Erstmal eine kleine Vorgeschichte. Bisher habe ich von meiner Oma einen Philips F7213 hier stehen. Dieser ist mit einem GP401II bestückt. Nach Erhalt das gute Stück erstmal zu einem Händler gebracht der das Teil mal durchgepustet hat, einen neuen Riemen drauf und er hat wohl ein paar Sachen repariert da der Gleichlauf zb nicht mehr funktionierte. So weit so gut. Eine neue Nadel dachte ich mir kann ja nicht Schaden. Also erstmal die alte originale in Müll und nen Nachbau drauf(ja ich weiß jetzt auch dass das wohl ein Fehler war...). Ich höre so nun schon ca. 3-4 Jahre.
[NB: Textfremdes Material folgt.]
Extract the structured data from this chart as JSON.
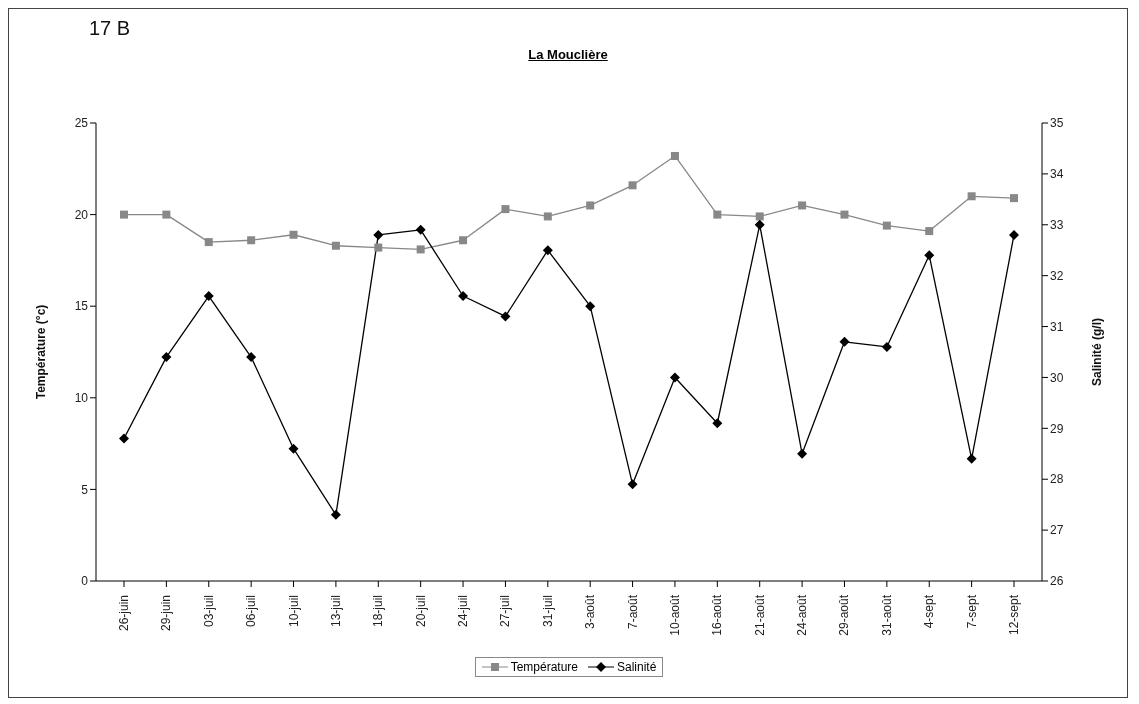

In letzter Zeit habe ich mir jedoch gedacht ich könnte mal etwas neues Kaufen. Ich höre zwar nicht super viel Vinyl aber doch gern ab und zu (1-2mal Wöchentlich) und kaufe auch mal Platten (obwohl ich CDs noch bevorzuge). Bei mir macht sich jedoch auch der Trend zu mehr Vinyl bemerkbar.

Ich sage gleich dazu das ich gern Metal Höre (Doom, Epic, Heavy, Thrash...mehr die Old-School Richtung, viel aus den 80ern) und Rock. Ich bin also nicht sehr audiophil(was auch immer das heißt aber ihr wisst was ich meine) veranlagt aber mir ist Qualität schon wichtig. Das sieht man ja allein daran das ich keine MP3 kaufe.

Nun habe ich einen gebrauchten Hitachi PS 48 für 150 Euro gefunden und mich verguckt. Also eingepackt(noch nicht angekommen). Auf dem Teil ist ein System ohne Beschriftung. Der Verkäufer kann dazu nicht mehr sagen. Ich habe mir aber gleich gedacht das ich mir ein neues drauf machen will.

Also viel schlau gelesen und viel gegoogelt. Nach reiflicher Überlegung waren noch der AT440MLa, Denon DL 110, Shure m44-7 und Shure m97xe in meinen Top 4.

Dabei schieden nun die beiden ersteren aus da sie preislich doch etwas zu hoch spielen und ich in ein paar Jahren wenn ich mehr Ahnung habe immer noch aufrüsten kann...

Nun gehts also nur noch um die beiden Shure. Und jetzt komme ich zum Punkt. Ich kann meinen Plattenspieler nicht nah an meinen Receiver stellen. Sondern ich habe mir ein gutes 3,5 Meter Kabel gekauft womit ich das vorhandene am Spieler verlängere. Also sind dann ca. 4 bis 4,5 Meter Kabel.
Mein Receiver ist übrigens ein Yamaha RXV 1065 mit Phono Anschluss.
Eigentlich wollte ich mich für den Shure M97xe entscheiden da er etwas feiner Auflösen soll und "neutraler(als der m44-7)" spielen soll. Aber da der ja nur 4mv Ausgangsspannung hat und durch das lange Kabel habe ich nun Angst dass das nicht optimal ist und ich lieber den Shure M44-7 mit 9,5mv nehme.


Ich hoffe jemand kann mir weiterhelfen oder meine Bedenken zerstreuen.

Danke
8erberg
Inventar
#2 erstellt: 05. Mai 2015, 12:00
Hallo,

vergiss es: hol Dir einen Phonopre und geh mit dem hohen Pegel dann in Deinen Verstärker in den "Aux" Eingang.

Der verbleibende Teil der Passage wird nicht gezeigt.